Amanhece um dia de chuva.

"...estava sendo levado para um lugar que sabia que jamais iria chegar, eu estava morrendo. A cada salavanco que o carro dava naquela estrada de terra cheia de pedras e buracos, meus ossos que pareciam de vidro doíam como se estilhaçassem minha pele de dentro para fora. Minha cabeça doía, sentia frio mas sabia que era uma febre absurda, a ferida na minha costela que assoviou a Morte está latejando, já parou de sangrar mas ainda dói. Deitado no banco daquele carro eu observava o Céu, estava azul e o Sol brilhava com muita vida mesmo aqui, mesmo hoje. Óh, o brilho do Sol...
Pensei naquele momento que a vida que vivi foi curta, aproveitei poucas das sensações que a vida podia proporcionar, mas os dias que vivi no solitário me fizeram entender. Esse meu jeito de pensar, de ver as coisas, de tanto observar. Esse amor. A vida veio para mim de uma forma que, quando chegasse a vez da Morte ela teria outro efeito sobre mim. Morreria como morri hoje, neste capítulo.

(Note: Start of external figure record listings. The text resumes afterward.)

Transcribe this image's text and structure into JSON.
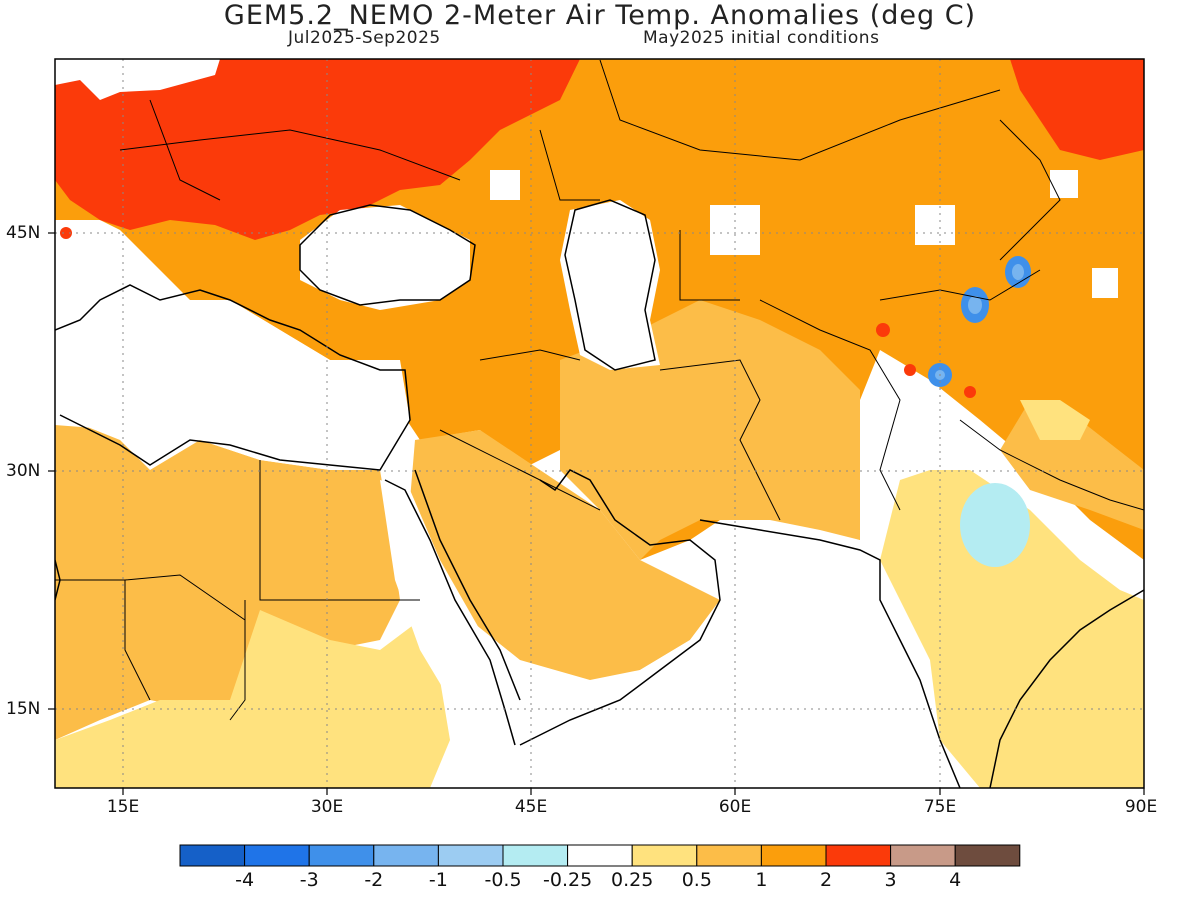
{
  "title": "GEM5.2_NEMO 2-Meter Air Temp. Anomalies (deg C)",
  "subtitle_left": "Jul2025-Sep2025",
  "subtitle_right": "May2025 initial conditions",
  "lon_ticks": [
    "15E",
    "30E",
    "45E",
    "60E",
    "75E",
    "90E"
  ],
  "lat_ticks": [
    "45N",
    "30N",
    "15N"
  ],
  "colorbar": {
    "labels": [
      "-4",
      "-3",
      "-2",
      "-1",
      "-0.5",
      "-0.25",
      "0.25",
      "0.5",
      "1",
      "2",
      "3",
      "4"
    ],
    "colors": [
      "#1560c8",
      "#1f74e8",
      "#3f90ea",
      "#77b4ef",
      "#9cccf2",
      "#b4ecf2",
      "#ffffff",
      "#ffe27e",
      "#fcbd48",
      "#fb9e0c",
      "#fb3a0a",
      "#c89a88",
      "#6e4c3e"
    ]
  },
  "map": {
    "projection": "lat-lon",
    "lon_range": [
      10,
      90
    ],
    "lat_range": [
      10,
      56
    ],
    "grid": "dotted",
    "regions_warmest": [
      "Europe"
    ],
    "regions_cool": [
      "central India",
      "western Himalaya / Tien Shan"
    ]
  }
}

Não sei exatamente como foi o porquê eu simplesmente parti dessa, aconteceu. Sei que num futuro breve terei uma nova filosofia, amadurecida, que me dará as conclusões necessárias para seguir a diante."
O carro para. O silêncio me diz que chegamos no nosso destino. Ouço vozes, sussurros, então passos se aproximam. É uma mulher que conheci há pouco, ela estava no mesmo grupo de sobreviventes que eu e dedicou-se a cuidar de mim nos meus últimos minutos de vida.
- Você está bem? _colocou a costa da mão sob minha testa, mediu minha temperatura. Vi seus olhos expressarem preocupação assim que sua mão me toca.
- Devo estar explodindo... _disse com a voz fraca enquanto tossia meio as palavras.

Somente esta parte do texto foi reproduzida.